According to Evers, “Video tours of both Zippo and Case manufacturing processes are available in the museum, as well as clips from some of Zippo’s biggest moments on the silver screen.” That’s right, Zippo lighters have appeared in more than 2,000 films in every genre; Zippo lighters and Case knives have also appeared on countless primetime network and cable television shows over the decades.
On Saturday, July 21st the museum will be hosting a special event to celebrate the 25th anniversary of Zippo and Case becoming sister companies. This event will be open to the public and will also celebrate the 20th birthday of the famous recreated Zippo car. In 1998, the museum created a replica of the famous 1947 Chrysler Saratoga, which Zippo purchased and designed to resemble the company’s lighter. “Productmobiles” such as this were famous for traveling the country in the 1940s and 1950s to promote different brands. The replica Zippo Car has been traveling the country since 1998, participating in parades, tradeshows, company-sponsored events and more, although home base is the Zippo/Case Museum.
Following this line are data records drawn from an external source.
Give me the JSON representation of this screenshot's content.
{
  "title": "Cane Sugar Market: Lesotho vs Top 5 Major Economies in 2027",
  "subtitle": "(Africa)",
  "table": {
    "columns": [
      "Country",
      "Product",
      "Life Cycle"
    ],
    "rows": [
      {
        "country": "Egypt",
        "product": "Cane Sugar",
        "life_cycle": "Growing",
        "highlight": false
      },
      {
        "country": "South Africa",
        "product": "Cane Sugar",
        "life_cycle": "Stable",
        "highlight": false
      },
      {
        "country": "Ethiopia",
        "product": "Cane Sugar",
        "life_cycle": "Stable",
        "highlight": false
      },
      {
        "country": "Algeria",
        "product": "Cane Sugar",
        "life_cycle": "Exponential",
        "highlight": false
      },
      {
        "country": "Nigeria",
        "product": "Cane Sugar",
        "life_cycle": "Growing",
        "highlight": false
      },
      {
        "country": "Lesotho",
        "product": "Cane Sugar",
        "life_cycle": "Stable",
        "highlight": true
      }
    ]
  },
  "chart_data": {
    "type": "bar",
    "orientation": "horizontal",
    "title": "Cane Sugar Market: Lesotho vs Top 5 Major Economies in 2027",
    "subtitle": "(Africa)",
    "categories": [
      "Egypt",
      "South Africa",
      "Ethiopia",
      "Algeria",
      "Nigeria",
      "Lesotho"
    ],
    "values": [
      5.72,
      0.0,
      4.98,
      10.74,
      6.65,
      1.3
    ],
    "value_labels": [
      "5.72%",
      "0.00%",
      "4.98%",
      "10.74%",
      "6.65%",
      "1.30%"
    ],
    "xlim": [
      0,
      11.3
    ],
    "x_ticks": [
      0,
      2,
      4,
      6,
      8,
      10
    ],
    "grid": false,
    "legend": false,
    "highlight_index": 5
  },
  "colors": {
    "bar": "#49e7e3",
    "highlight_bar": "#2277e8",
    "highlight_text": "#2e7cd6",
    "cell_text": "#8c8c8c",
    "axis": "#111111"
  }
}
Also this summer, Zippo is sponsoring the Blaisdell Pro Am & Open at the Penhills Club in Bradford on July 23rd and 24th. The Blaisdell Pro Am is one of the premier club professional Pro Am Tournaments in North America, as participants compete for a $10,000 cash Pro purse and $20,000 Amateur purse on July 23. On July 24, PGA Club Professionals will participate in an 18-hole stroke-play Open for a $50,000 first place prize in the $100,000 Professional Purse Event. Registration is available online at blaisdellproam.com.
The museum is also home to the Zippo/Case flagship store, a destination for all serious collectors. Evers explained that the museum is the only location in the world that carries every stock item in both Zippo and Case’s catalogs, plus exclusive collectibles not available anywhere else. In addition to shopping for Zippo and Case souvenirs and apparel, visitors can also design their own custom Zippo lighter, as well as get onsite engraving of select Zippo and Case products.